The more these systems become embedded into real clinical and financial decision-making, the harder it may become to maintain clear regulatory boundaries between administrative support, clinical decision support, and diagnostic software.
What does FDA clearance or approval actually involve?
This is another area that is often misunderstood.
FDA oversight is not simply a bureaucratic label. Companies pursuing SaMD clearance must demonstrate that the software performs reliably and safely for its intended clinical use.
That usually means clearly defining the intended use, specifying the patient population and clinical setting, documenting how the algorithm functions, validating performance on clinical datasets, and establishing systems for software quality control and version management.
For image and ECG AI, companies perform retrospective and prospective validation studies using labeled clinical datasets interpreted by expert physicians.
The FDA may review:
sensitivity and specificity
false positive and false negative rates
subgroup performance
external validation cohorts
reproducibility across settings
In many cases, companies spend years and millions of dollars generating evidence before obtaining clearance.
Why is this difficult for large language models?
Traditional SaMD products usually perform narrow clinical tasks with relatively stable outputs and measurable endpoints. A stroke detection model either flags hemorrhage or it does not. An ECG algorithm either identifies atrial fibrillation or it does not.
Large language models are much harder to regulate within that framework. Their outputs are probabilistic, open-ended, context-dependent, and continuously evolving. Even defining intended use becomes challenging.
Is the model summarizing literature? Generating differential diagnoses? Interpreting images? Educating clinicians? Drafting notes? Triaging patients?
Sometimes it is doing all of those things simultaneously. That creates major regulatory friction.
The Next FDA Challenge
The next FDA challenge in AI may not come from traditional medical device companies. It may come from general-purpose multimodal AI systems that increasingly behave like diagnostic tools while carefully avoiding explicit diagnostic claims.
For now, many of these platforms remain positioned as clinician-support systems rather than autonomous diagnostic engines. But multimodal AI continues to improve rapidly. And once AI systems can reliably interpret images, ECGs, and pathology slides at scale, the line between “medical reference” and “medical device” may become increasingly difficult to defend.

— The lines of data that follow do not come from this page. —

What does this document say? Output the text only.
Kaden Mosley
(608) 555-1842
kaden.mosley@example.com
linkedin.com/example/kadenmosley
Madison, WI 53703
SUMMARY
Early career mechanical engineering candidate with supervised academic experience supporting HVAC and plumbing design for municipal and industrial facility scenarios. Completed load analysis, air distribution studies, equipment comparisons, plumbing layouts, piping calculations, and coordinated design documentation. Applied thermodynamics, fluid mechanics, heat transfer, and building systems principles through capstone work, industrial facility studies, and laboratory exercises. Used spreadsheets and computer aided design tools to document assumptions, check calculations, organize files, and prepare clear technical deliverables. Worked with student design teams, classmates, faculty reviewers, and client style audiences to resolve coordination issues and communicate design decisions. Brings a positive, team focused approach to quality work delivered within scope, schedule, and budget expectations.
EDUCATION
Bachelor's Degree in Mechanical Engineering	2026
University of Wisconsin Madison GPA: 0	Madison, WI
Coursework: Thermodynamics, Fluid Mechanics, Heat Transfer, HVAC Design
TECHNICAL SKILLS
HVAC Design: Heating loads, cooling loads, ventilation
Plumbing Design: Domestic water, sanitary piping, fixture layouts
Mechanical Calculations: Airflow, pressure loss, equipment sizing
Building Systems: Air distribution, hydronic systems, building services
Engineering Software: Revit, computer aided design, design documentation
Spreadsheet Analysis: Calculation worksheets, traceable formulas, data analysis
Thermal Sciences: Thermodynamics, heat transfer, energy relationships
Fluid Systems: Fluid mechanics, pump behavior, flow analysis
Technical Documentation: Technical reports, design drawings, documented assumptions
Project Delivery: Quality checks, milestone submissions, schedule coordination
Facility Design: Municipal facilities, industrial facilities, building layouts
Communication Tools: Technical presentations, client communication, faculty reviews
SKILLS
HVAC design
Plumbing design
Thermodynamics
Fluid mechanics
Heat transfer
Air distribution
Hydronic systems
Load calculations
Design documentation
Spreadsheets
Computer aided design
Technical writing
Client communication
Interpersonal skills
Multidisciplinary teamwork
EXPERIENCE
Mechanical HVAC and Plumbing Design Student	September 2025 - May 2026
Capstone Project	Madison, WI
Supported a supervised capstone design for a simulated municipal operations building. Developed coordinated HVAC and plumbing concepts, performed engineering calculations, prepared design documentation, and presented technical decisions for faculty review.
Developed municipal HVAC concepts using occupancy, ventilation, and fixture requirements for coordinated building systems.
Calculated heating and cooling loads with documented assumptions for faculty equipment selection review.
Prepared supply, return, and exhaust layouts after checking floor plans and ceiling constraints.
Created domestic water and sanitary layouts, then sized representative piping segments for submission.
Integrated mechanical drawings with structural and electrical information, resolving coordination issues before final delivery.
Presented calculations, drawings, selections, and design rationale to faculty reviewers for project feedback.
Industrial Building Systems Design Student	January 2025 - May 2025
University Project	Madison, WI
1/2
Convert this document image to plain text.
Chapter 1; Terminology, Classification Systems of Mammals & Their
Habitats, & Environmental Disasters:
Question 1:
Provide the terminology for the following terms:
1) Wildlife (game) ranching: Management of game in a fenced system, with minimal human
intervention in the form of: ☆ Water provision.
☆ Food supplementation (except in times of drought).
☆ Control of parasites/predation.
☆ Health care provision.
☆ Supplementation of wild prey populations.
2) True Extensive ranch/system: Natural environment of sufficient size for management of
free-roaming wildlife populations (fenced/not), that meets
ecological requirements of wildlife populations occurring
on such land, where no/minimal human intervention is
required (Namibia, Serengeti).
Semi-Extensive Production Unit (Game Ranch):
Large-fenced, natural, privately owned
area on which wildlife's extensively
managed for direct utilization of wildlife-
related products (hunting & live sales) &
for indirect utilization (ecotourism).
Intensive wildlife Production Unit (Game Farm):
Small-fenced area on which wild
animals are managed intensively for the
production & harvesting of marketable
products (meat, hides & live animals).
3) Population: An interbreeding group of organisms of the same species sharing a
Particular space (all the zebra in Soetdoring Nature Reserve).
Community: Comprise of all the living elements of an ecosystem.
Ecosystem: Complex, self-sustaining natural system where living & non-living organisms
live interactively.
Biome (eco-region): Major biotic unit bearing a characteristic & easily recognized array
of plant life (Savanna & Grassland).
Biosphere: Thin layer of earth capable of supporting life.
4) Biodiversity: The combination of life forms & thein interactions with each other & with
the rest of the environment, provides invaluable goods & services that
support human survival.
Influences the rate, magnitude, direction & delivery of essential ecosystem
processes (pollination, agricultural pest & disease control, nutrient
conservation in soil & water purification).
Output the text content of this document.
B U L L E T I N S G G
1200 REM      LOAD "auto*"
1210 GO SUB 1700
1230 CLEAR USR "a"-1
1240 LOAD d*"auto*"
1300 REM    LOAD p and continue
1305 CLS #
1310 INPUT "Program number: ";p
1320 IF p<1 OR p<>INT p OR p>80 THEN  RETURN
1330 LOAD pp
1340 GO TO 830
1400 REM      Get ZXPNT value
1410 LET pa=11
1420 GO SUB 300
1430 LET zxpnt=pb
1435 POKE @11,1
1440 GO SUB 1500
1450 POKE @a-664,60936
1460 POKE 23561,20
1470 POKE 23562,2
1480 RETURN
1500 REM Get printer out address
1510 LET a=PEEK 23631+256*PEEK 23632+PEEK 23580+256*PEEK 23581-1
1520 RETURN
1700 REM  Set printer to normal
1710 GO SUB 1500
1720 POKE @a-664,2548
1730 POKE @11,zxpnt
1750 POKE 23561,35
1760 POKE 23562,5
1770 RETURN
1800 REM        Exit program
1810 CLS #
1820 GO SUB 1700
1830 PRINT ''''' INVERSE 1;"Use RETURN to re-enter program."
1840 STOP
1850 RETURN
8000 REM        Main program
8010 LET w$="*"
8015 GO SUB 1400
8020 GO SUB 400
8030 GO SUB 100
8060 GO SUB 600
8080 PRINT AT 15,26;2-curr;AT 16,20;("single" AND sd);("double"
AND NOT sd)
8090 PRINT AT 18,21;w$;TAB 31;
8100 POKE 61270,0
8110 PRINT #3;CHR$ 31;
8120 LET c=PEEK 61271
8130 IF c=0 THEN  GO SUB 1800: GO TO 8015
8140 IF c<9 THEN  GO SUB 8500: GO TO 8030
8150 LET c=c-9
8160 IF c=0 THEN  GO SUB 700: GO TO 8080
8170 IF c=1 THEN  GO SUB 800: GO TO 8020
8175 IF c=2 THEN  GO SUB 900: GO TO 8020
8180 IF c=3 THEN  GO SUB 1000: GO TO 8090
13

A few questions are worth watching:
Will regulators focus more on real-world use than stated intent?
Does multimodal capability itself eventually trigger a new oversight framework?
How much clinician oversight is enough?
At what point does “clinical support” become “clinical interpretation”?
Can a general-purpose AI remain outside device regulation once clinicians routinely use it diagnostically?
We are still early in that conversation.